Avoidance scenarios in code are often completely unnecessary and several orders more complex than handling the inevitable exception to begin with. The simplest solution is almost always the best, and always the best when you can’t rely on your avoidance strategy to begin with! If your program calls some code, and expects to get back a 0 or 1, what happens when it gets a 2? What happens when some field in a database you flagged as never null (an avoidance) is null for some records?
Avoidance is about assumptions. A lot of programmers love assumptions, they code for them often, sometimes even writing comments in their code “the blahblah field is set to ‘never null’ so we can assume that to be true” – Really? Until an admin turns off constraints and bulk loads some “bad” data. Instead of writing the cheeky comment making the assumption, you could have written a one-line handler to Do The Right Thing. If you toss what you think you know out the window, program with the facts in mind, and handle failure cases elegantly, you end up with a durable system.

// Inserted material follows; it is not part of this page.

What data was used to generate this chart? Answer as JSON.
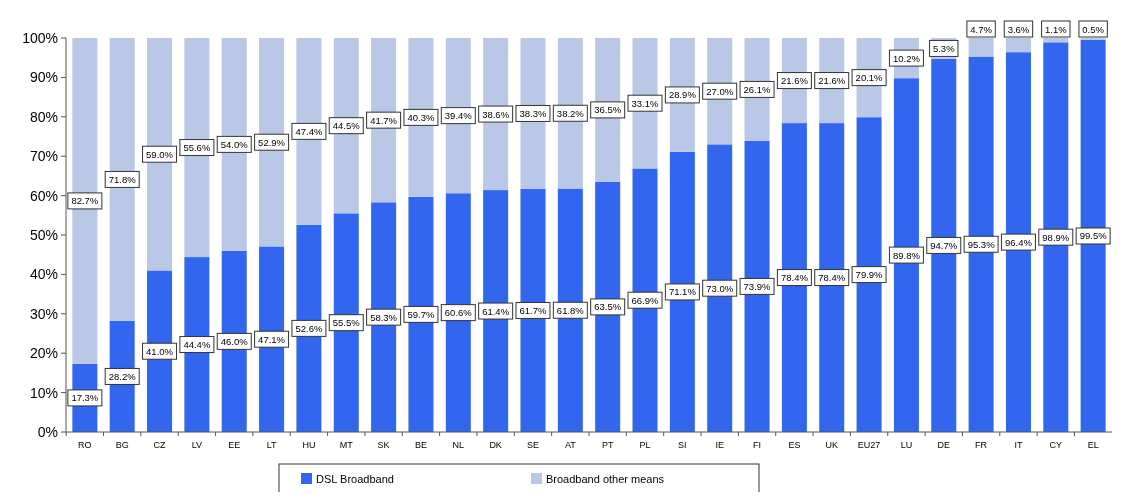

Your system application sends a file from one system to another every day. Usually it works, sometimes it doesn’t. When it doesn’t, what happens? Nothing, because you never coded for that eventuality. Why would you? It’s not your fault if the other side doesn’t work, after all. Your code is perfect. The intelligent handling to this is two lines of code: after you send the file, check to make sure the file is actually on the other end, and retry if it’s not (or send you an e-mail, or write something to a log… SOMETHING). I can list over 60 different reasons that file may not be on the other side- you can add mitigators for those 60 reasons (plus the other 60 I didn’t bother thinking of), or you can intelligently handle the problem with two lines of code, actually, zero lines if you’re elegant.

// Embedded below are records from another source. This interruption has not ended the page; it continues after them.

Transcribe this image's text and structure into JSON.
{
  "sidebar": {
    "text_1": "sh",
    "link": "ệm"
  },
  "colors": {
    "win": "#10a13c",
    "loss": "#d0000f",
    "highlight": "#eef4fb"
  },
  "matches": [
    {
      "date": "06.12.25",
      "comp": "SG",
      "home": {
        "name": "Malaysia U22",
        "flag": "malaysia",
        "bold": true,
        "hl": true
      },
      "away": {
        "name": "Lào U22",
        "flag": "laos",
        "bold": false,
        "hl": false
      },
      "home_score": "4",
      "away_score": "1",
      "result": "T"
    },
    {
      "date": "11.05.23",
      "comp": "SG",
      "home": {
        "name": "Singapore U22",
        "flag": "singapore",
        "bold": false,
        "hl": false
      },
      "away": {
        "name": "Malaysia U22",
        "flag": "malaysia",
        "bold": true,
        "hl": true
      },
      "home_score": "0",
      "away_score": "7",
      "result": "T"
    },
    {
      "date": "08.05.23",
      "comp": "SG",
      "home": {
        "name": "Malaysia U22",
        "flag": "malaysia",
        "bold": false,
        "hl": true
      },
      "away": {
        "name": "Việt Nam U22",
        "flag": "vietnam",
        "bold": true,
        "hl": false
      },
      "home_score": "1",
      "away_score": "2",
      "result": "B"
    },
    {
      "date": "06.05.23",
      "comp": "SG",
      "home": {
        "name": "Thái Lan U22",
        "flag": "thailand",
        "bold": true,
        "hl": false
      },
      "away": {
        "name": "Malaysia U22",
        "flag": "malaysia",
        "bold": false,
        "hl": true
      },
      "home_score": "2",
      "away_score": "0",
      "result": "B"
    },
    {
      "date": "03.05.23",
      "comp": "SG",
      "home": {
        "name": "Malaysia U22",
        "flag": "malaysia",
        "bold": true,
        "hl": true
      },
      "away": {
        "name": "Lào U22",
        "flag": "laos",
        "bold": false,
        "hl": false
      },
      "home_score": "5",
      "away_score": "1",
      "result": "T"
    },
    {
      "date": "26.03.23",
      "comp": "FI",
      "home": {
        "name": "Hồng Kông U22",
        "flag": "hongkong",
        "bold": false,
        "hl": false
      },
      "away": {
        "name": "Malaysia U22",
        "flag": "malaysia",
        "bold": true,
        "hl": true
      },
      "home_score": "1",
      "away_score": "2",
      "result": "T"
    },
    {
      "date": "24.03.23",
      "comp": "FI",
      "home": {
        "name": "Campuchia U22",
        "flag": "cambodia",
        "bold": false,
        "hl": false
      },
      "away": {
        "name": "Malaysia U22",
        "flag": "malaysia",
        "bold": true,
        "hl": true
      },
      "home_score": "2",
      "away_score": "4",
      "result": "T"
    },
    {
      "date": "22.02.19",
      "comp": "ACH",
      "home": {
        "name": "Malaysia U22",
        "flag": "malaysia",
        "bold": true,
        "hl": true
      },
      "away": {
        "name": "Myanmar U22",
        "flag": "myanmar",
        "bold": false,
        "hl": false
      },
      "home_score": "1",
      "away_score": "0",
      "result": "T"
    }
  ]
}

SendFile(fileName,fromHere,toThere)
could be replaced with:
until(FileExists(“toThere/fileName”)) { SendFile(fileName,fromHere,toThere); }
That’s pseudo-code (‘until( .. )’ is the same as ‘while(not .. )’, if you’re using a primitive language) but it will work semantically the same in at least 16 different programming languages. This doesn’t mean you shouldn’t try to figure out why it’s failing and perhaps fix something that’s broken along the way, but your code doesn’t need that complexity, it just needs to Do The Right Thing.

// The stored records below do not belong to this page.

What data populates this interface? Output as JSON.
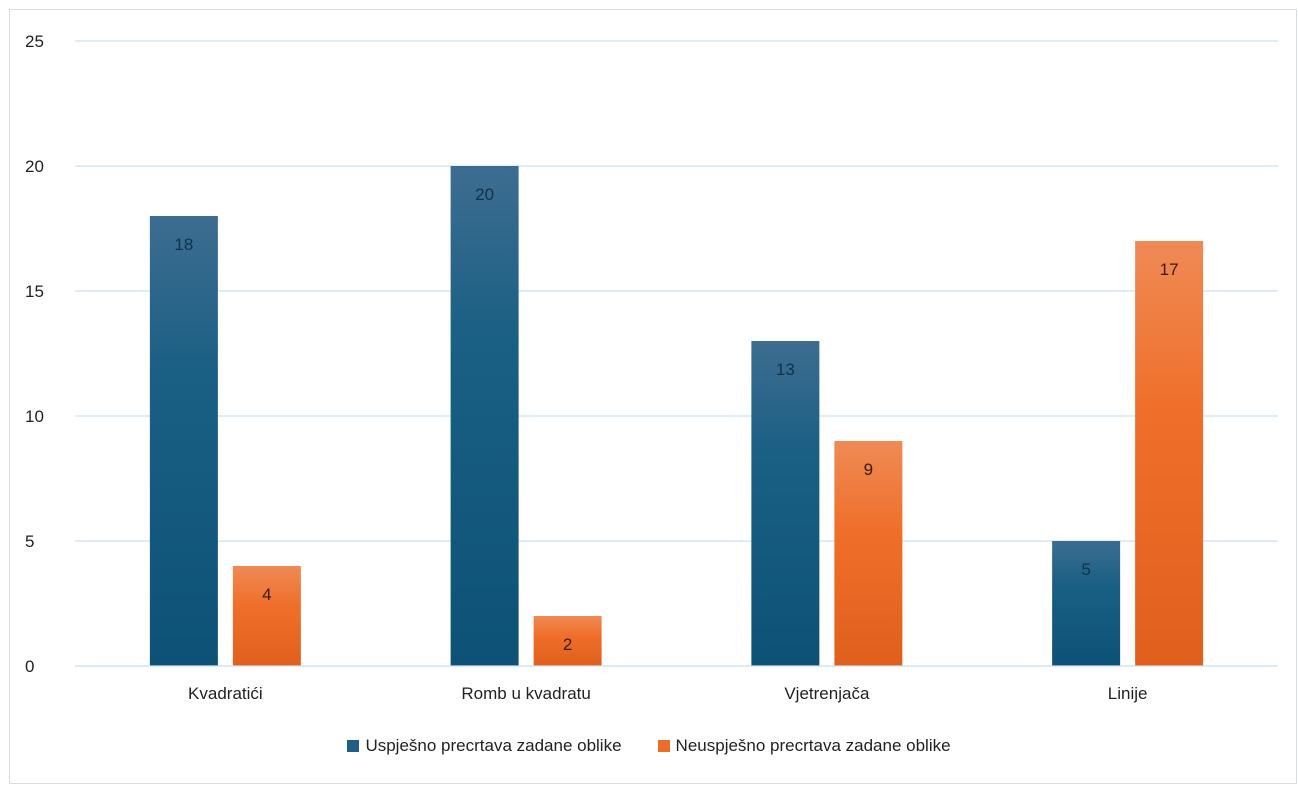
{
  "chart_data": {
    "type": "bar",
    "categories": [
      "Kvadratići",
      "Romb u kvadratu",
      "Vjetrenjača",
      "Linije"
    ],
    "series": [
      {
        "name": "Uspješno precrtava zadane oblike",
        "values": [
          18,
          20,
          13,
          5
        ],
        "color": "#1f5f86"
      },
      {
        "name": "Neuspješno precrtava zadane oblike",
        "values": [
          4,
          2,
          9,
          17
        ],
        "color": "#ec6d29"
      }
    ],
    "ylim": [
      0,
      25
    ],
    "yticks": [
      0,
      5,
      10,
      15,
      20,
      25
    ],
    "grid": true,
    "legend": "bottom",
    "data_labels": true
  }
}
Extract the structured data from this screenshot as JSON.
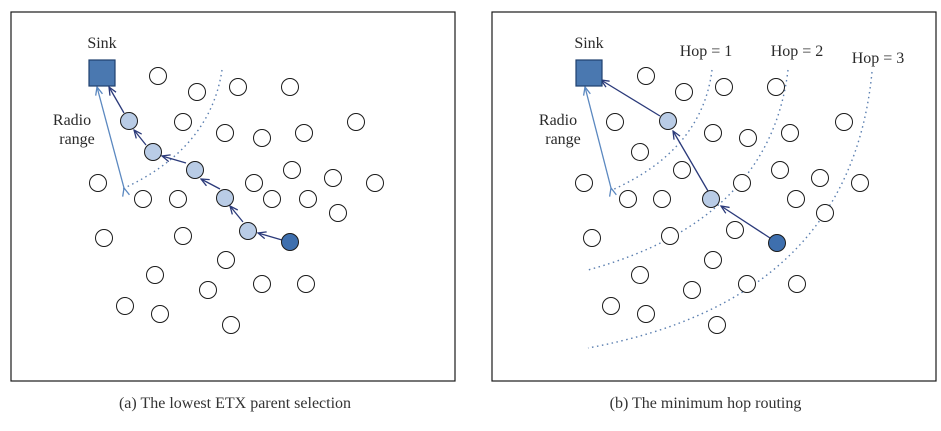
{
  "colors": {
    "frame": "#1a1a1a",
    "sink_fill": "#4a78b0",
    "sink_stroke": "#1f3f6e",
    "relay_fill": "#b9cce6",
    "source_fill": "#3e6fae",
    "plain_fill": "#ffffff",
    "node_stroke": "#1a1a1a",
    "route_arrow": "#2b3a7a",
    "range_arrow": "#5b88c0",
    "dotted": "#5b7fb0"
  },
  "panel_a": {
    "sink_label": "Sink",
    "range_label_line1": "Radio",
    "range_label_line2": "range",
    "caption": "(a) The lowest ETX parent selection"
  },
  "panel_b": {
    "sink_label": "Sink",
    "range_label_line1": "Radio",
    "range_label_line2": "range",
    "hop_labels": [
      "Hop = 1",
      "Hop = 2",
      "Hop = 3"
    ],
    "caption": "(b) The minimum hop routing"
  }
}
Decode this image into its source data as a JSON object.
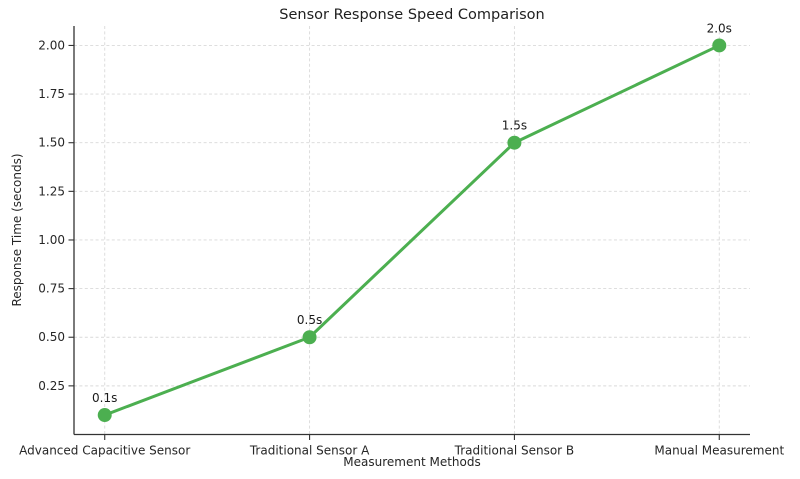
{
  "chart_data": {
    "type": "line",
    "title": "Sensor Response Speed Comparison",
    "xlabel": "Measurement Methods",
    "ylabel": "Response Time (seconds)",
    "categories": [
      "Advanced Capacitive Sensor",
      "Traditional Sensor A",
      "Traditional Sensor B",
      "Manual Measurement"
    ],
    "values": [
      0.1,
      0.5,
      1.5,
      2.0
    ],
    "point_labels": [
      "0.1s",
      "0.5s",
      "1.5s",
      "2.0s"
    ],
    "ytick_values": [
      0.25,
      0.5,
      0.75,
      1.0,
      1.25,
      1.5,
      1.75,
      2.0
    ],
    "ytick_labels": [
      "0.25",
      "0.50",
      "0.75",
      "1.00",
      "1.25",
      "1.50",
      "1.75",
      "2.00"
    ],
    "ylim": [
      0,
      2.1
    ],
    "grid": "dashed, horizontal and vertical",
    "legend": "none",
    "colors": {
      "line": "#4caf50",
      "marker": "#4caf50",
      "grid": "#d9d9d9",
      "spine": "#333333",
      "text": "#262626"
    }
  }
}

Another classic example is how one handles multiple instances. Some software runs fine with multiple copies (like your web browser) some behave badly (like your e-mail client), some even worse. Frequently, even when they know that running two or more instances at the same time is very very bad (will-destroy-data bad), they don’t handle that event, they avoid it. They say “well the code runs via a scheduler, and there’s enough time in-between runs that it should be done”. Should. You may destroy data and cause more work, for a “should”. The handler is a 2-line fix:
open ME, “<$0″ or exit;
flock ME, LOCK_EX | LOCK_NB or exit;
Lock yourself, and exit if you can’t get a lock. If locking yourself seems too conceptually scary, then pick a lock file (that’s what the /var/lock subsystem is for, by the way) and lock on that. The code is Perl, but the concept will work in at least a dozen different languages, and is bullet-proof (assuming your host OS supports flock).
There are a lot of reasons people don’t write durable programs- I don’t pretend to do it all of the time, either. Laziness and ignorance are probably tied for first, followed closely by apathy. If your system is “critical” (to you, or someone else) and if/when it doesn’t function it generates work, there is almost always a 1-to-2 line solution to help it survive, or at the very least, not do the wrong thing.